Et ce Pays hélas, est paradoxalement loin. Cet « ici-même » est séparé de nous par mille épreuves, à commencer par celle qui doit rétablir en nous le juste sens de la hiérarchie, - celle des « états de l’être », et celle des importances. L’espérance n’exclut pas la lucidité, et « quêteur de la Graal » autant que « chercheur de noises », Henry Montaigu ne s’est pas privé de voir la France contemporaine devenue « cette hagarde gaupe lectrice du littéral exclusif, avorteuse tout ce qui dépasse le degré primaire et ne peut être traduit en jargon démagogique ». Triste constat que viennent confirmer ces légions de textes écrits, non plus en français mais en traduidu, au point que quiconque s’aventure à écrire en toute liberté, en suivant le mouvement de sa pensée et le génie de sa langue apparaît « suspect ». Plus grave encore, ce refus de tout herméneutique, de tout art de l’interprétation, ce littéralisme qui détruit la lettre qu’il prétend servir. Quant à la démagogie, elle s’est tant et si bien répandue, elle est si bien devenue la norme que tout ce qui lui échappe est inaudible, comme recueilli dans le silence, dans l’éternité même. Et c’est bien par ce recueillement que le triste constat que fait Henry Montaigu ne contredit pas l’espérance. Dans le vacarme silencieux comme la mort, sauve est la voix juste, la voix vivante. « Tout désespoir traversé engendre une vie nouvelle. Une liberté inaliénable. Aussi, ce règne obscur se défend-il de l’harmonie par le chaos, du chant par la surdité, de la connaissance par l’angoisse. » Mais sauve de l’angoisse est la parole recueillie, la parole saluée de l’autre rive, reçue comme « une rémanence du Royaume », dans ce Songe qui est le maître des songes. « Pour travailler à la victoire du Maître d’œuvre, je ne puis rien faire mieux que de parler de l’autre rive, depuis cet espace inouï qui est l’Enfance du monde, le royaume médian d’Hélicon. »

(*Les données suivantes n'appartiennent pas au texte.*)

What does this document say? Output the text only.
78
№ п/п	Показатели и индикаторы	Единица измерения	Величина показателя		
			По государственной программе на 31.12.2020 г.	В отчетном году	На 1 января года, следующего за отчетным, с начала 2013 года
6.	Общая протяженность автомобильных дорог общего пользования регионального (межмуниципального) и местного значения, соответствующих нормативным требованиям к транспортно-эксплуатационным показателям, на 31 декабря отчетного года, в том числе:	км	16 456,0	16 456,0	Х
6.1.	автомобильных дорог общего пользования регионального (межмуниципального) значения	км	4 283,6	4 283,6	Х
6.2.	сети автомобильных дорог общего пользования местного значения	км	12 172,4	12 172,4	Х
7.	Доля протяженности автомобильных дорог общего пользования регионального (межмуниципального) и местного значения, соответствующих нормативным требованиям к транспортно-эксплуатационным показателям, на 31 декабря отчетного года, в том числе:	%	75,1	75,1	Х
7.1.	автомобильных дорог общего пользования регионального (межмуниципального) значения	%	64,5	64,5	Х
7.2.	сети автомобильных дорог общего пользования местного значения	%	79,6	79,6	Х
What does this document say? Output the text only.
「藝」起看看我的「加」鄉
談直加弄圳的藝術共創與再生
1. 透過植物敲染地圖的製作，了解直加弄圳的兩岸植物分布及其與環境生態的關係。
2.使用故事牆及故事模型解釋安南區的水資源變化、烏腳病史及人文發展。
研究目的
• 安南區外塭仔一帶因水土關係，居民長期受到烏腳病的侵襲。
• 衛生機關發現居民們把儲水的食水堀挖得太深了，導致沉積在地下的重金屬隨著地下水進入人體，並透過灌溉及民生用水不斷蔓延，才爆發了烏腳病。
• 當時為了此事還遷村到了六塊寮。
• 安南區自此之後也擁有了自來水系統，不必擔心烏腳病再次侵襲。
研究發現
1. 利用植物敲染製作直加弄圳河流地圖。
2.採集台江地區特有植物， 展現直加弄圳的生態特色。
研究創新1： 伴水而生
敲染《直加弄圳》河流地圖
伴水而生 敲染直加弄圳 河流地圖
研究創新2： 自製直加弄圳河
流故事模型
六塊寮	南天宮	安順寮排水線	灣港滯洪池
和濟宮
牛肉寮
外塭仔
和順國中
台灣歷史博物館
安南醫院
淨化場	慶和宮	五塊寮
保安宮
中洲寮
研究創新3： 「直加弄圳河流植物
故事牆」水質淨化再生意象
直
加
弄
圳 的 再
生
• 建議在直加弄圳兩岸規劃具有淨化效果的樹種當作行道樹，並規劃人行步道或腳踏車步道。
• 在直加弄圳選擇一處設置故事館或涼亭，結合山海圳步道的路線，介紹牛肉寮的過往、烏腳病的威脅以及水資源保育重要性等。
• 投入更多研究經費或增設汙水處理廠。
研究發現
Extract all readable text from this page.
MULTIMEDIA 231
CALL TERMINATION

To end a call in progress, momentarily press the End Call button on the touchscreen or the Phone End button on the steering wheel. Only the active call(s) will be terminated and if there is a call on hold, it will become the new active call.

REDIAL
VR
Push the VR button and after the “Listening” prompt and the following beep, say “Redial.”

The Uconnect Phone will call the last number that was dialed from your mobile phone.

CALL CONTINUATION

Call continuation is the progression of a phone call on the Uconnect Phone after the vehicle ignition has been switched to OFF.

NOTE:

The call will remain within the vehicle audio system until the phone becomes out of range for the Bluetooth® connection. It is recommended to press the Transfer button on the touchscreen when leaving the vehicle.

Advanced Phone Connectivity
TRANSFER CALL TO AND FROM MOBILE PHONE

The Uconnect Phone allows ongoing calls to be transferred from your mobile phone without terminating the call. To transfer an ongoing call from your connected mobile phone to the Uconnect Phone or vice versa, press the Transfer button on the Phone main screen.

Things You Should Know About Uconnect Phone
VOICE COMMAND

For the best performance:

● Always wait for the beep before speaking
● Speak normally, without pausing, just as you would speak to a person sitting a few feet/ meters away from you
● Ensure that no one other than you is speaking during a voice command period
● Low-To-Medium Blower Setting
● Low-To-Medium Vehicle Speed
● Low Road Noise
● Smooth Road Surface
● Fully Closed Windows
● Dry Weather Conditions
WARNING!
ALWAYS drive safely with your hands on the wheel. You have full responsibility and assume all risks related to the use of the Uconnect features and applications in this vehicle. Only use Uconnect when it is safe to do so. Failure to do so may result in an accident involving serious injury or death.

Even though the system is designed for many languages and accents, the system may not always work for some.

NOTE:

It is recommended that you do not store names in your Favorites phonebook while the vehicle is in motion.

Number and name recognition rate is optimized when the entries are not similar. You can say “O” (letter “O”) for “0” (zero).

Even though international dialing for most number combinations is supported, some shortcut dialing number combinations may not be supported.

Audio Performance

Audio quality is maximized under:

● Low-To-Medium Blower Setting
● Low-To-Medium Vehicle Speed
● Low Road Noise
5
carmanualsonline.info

Le propre de la Tradition primordiale est de transcender le temps et de pouvoir être toute perdue ou toute retrouvée par la grâce, à chaque instant : « Déployée à l’écart dans sa royauté médiane, mon pays d’Auberhaudes n’est pas un espace imaginaire, c’est une Aquitaine préservée du saccage temporel qui la défigure. » Nulle lamentation, ni même d’excessifs regrets à celui qui combat la tristesse, n’est de mise ; son cœur se brise, mais l’éclat de la brisure éclaire le monde, le reconquiert : « Le plus souvent passer outre. Le monde serait-il pire qu’il n’est, les contradictions plus flagrantes, l’incohérence plus achevées, le mal plus redoutable – en toi et en dehors – l’Absolu n’en serait pas moins l’Absolu, et l’Absolu est ta demeure. »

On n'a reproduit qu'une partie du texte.